Onderstaand het standpunt van GroenLinks over de kinderopvang zoals deze op 14 maart 2017 omschreven werd op de website van de GroenLinks.
Kinderopvang
GroenLinks wil dat elk kind naar de kinderopvang kan, ongeacht of je ouders werken of niet.
GroenLinks wil daarom drie dagen gratis kinderopvang voor elk kind tussen 0,5 jaar en 4 jaar. Door middel van verlofregelingen zorgen we dat ouders het eerste half jaar thuis voor de baby kunnen zorgen. Daarna kan een kind naar de kinderopvang.
Ouders moeten zelf kunnen kiezen voor gastouderopvang, een kinderdagverblijf, ouderparticipatiecrèche of buitenschoolse opvang. GroenLinks wil bovendien een einde aan het gesleep met kinderen. De kinderopvang moet daarom veel meer dan nu samenwerken met peuterspeelzalen en basisscholen.
Werk en zorg combineren
GroenLinks wil toe naar een moderne arbeidsmarkt.

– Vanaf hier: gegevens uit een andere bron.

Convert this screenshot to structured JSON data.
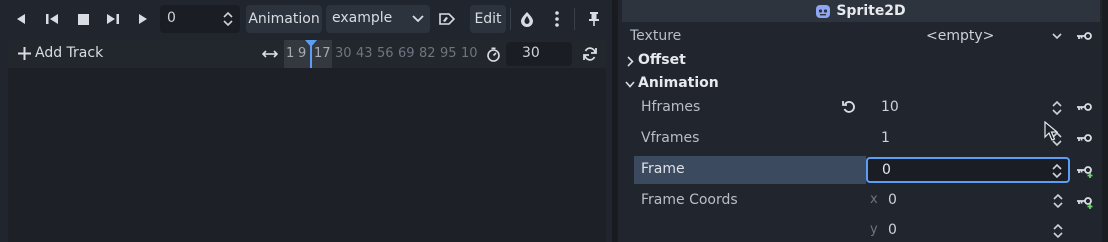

Een arbeidsmarkt waar vrouwen én mannen de zorg voor kinderen en andere dierbaren kunnen combineren met een carrière waarin zij hun ambities kunnen waarmaken. GroenLinks wil af van de aanwezigheidscultuur en vaste werktijden en toe naar een carrière die meebeweegt met de levensloop van mensen. Met onze initiatiefwet Wet flexibel werken is daar een stap in gezet, maar we zijn er nog niet.
GroenLinks wil de randvoorwaarden om werk en zorg te combineren scheppen: verdere uitbreiding van het kraamverlof voor vaders en meemoeders naar 4 weken, een beter betaald en 7 weken durend ouderschapsverlof voor elke werknemer (man en vrouw) om voor de jonge baby te zorgen, en goede, betaalbare kinderopvang voor alle inkomens.
De buitenschoolse opvang moet vaker op dezelfde locatie als de school plaatsvinden. Er wordt nog steeds met kinderen gesleept. GroenLinks wil dat alle basisscholen brede scholen zijn waar er ruimte is voor sporten, kunst en drama na school. Uiteraard wordt de voorschoolse, tussenschoolse en naschoolse opvang verzorgd door deskundige pedagogische medewerkers. Op termijn wil GroenLinks ook een toegangsrecht voor kinderen tot de buitenschoolse opvang.
Op deze pagina treft u het standpunt aan van 5 september 2013.